Login • Lupa Password | Daftar segera dan nikmati pemasangan iklan baris secara gratis! |
Medanbisnisdaily.com-Medan. Nama Umar Manik di tahun-tahun 90-an cukup dikenal di Indonesia, khususnya di Sumatara Utara. Pawang monyet hutan Sibaganding, Kabupaten Simalungun ini, dikenal karena memilih jalan hidup yang tak lazim. Sejak tahun 1980-an ia dan keluarganya menetap di rimbunan hutan Sibaganding. Ia hidup
bersama kawanan monyet dan menjadi bagian dari keluarga mereka.
Seiring perjalanan waktu, ia pun menjadi pawang sekaligus "bapak angkat" kawanan monyet itu. Maklum, seiring dengan menipisnya sumber makanan monyet di hutan itu, Umar turun tangan memberi makan kawanan satwa liar itu. Dengan terompet yang terbuat dari tanduk kerbau, ia bisa memanggil kawanan monyet itu dari hutan.

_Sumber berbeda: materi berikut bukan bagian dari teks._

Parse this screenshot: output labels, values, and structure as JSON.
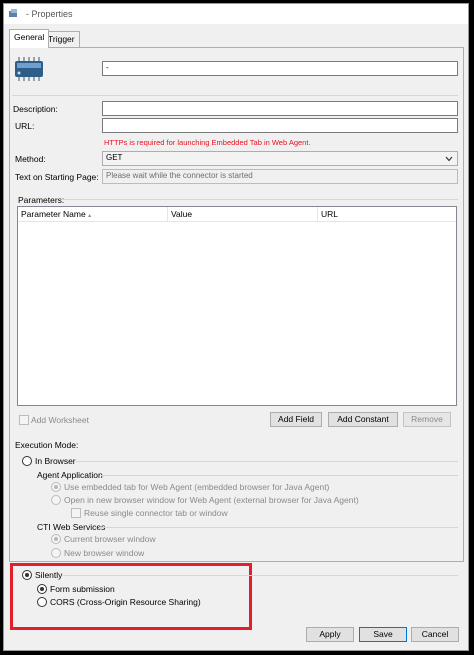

Karena keunikan itulah yang mendorong sineas Medan, Onny Kresnawan mengangkat kisah Umar Manik dan keluarganya dalam sebuah film dokumenter berjudul "Siapa Lebih Monyet Daripada Monyet" (SLMDM).
"Film ini adalah film dokumenter berdurasi satu jam. Proses penggarapannya sudah berjalan sejak 2017," kata Onny kepada medanbisnisdaily.com, Kamis (30/1/2020).

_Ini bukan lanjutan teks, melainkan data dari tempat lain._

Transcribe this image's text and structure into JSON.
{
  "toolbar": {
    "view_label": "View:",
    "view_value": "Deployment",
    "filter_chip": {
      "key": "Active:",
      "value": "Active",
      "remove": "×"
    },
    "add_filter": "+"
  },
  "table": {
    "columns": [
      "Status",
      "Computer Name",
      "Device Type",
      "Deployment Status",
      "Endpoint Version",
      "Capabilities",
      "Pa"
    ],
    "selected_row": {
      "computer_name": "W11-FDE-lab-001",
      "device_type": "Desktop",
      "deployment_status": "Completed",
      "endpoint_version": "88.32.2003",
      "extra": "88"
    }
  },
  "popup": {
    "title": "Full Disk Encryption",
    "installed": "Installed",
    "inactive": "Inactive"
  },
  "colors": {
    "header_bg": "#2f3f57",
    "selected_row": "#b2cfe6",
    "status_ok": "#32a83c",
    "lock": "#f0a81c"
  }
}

Onny menjelaskan, cerita film dibangun dan direkam dari kehidupan keseharian unik karakter Datim Manik, yang meneruskan cara hidup sepeninggalan ayahnya Umar Manik, sebagai Pawang Monyet di Sibaganding, Simalungun sejak tahun 1980an. Dari "meminjam" kisah hidup dan pergaulan Datim dengan para monyet dan siamang di kawasan wisata Danau Toba itu, saya menelisik banyak cerita menarik dari sisi human interest, lingkungan hidup dan dunia kepariwisataan hingga kisah-kisah ironi lain yang terjadi.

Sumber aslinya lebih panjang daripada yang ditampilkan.